U.S. Customs and Border Protection said Wednesday it would immediately start detaining cotton and tomato products produced in the region, "based on information that reasonably indicates the use of detainee or prison labor and situations of forced labor."
The agency said it conducted an investigation that revealed working conditions including "debt bondage, restriction of movement, isolation, intimidation and threats, withholding of wages, and abusive living and working conditions."
"DHS will not tolerate forced labor of any kind in U.S. supply chains. We will continue to protect the American people and investigate credible allegations of forced labor, we will prevent goods made by forced labor from entering our country, and we demand the Chinese close their camps and stop their human rights violations," Ken Cuccinelli, acting deputy secretary of the Department of Homeland Security, which oversees Customs and Border Protection, said in a statement.
The ban includes textiles, tomato seeds, tomato sauce and other goods made with cotton and tomatoes.

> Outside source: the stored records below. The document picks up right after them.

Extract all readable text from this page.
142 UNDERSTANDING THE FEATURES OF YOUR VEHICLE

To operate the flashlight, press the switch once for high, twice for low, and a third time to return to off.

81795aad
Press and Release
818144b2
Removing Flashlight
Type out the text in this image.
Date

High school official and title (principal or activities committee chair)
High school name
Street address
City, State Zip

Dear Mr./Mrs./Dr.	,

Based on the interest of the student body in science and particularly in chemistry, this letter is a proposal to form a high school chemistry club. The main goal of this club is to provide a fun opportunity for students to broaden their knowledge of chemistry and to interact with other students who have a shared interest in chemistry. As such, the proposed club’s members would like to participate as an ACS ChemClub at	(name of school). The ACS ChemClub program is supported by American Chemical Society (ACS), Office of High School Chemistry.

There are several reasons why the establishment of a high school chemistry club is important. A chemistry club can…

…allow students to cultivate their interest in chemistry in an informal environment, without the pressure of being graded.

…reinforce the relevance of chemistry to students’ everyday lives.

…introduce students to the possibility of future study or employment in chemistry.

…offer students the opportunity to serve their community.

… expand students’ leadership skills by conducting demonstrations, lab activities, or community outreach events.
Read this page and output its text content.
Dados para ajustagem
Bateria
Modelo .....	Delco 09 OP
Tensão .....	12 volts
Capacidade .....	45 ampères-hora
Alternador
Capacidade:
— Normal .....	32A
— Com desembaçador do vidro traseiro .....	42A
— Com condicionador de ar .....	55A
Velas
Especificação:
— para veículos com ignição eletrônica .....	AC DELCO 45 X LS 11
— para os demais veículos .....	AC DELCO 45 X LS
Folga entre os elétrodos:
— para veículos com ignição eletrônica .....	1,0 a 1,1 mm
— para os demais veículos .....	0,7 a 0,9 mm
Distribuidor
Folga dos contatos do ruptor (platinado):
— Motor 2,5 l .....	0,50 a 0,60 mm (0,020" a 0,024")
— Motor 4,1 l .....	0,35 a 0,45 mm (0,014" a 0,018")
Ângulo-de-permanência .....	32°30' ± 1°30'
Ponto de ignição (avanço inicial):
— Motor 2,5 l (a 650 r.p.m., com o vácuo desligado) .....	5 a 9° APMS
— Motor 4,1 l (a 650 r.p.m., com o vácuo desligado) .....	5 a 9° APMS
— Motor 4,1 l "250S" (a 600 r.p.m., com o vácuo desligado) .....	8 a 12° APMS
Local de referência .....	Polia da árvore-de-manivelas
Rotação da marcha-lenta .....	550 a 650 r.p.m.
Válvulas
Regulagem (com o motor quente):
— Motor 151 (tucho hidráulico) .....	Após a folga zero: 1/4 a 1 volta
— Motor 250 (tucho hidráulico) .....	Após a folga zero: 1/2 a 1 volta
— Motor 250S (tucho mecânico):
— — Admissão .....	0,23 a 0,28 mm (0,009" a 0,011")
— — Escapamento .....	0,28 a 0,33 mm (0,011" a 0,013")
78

China's embassy in Washington, D.C., didn't immediately respond to a request for comment.
In a statement, the American Apparel & Footwear Association, the National Retail Federation and two other industry groups said they "remain outraged" by reports of forced labor in the region and "have long made eradicating forced labor in our supply chains a top operational and public policy priority."
"We look forward to working with the U.S. Customs and Border Protection (CBP) to make sure enforcement is smart, transparent, targeted, and effective," the groups said. "We urge CBP to share with industry the evidence gathered, and the evidentiary thresholds used, that led to today's announcement."
The measure follows a more targeted ban the Trump administration issued in December, against cotton products made by Xinjiang Production and Construction Corps, which CBP called "an economic and paramilitary organization subordinate to the Chinese Communist Party."
In September, the U.S. banned the import of certain apparel and computer parts from China, saying they were made by forced laborers from the Xinjiang region.
Over the past three years, a heavy-handed Chinese anti-extremism campaign has swept an estimated 1 million Uighurs and other Muslim minorities into what the government calls "reeducation centers." Satellite images show these high-security compounds are similar in layout to prisons, and former detainees have alleged they were subject to torture.
Many detainees were placed at textile factory jobs in Xinjiang upon their release, according to official reports. Local officials have said it is voluntary work for rehabilitated criminals, but some workers have alleged they were threatened with detention if they refused.
The U.S. actions have followed a concerted push by a coalition of more than 190 organizations urging major fashion brands to stop using Xinjiang cotton, and international auditing firms to stop working with factories in the region.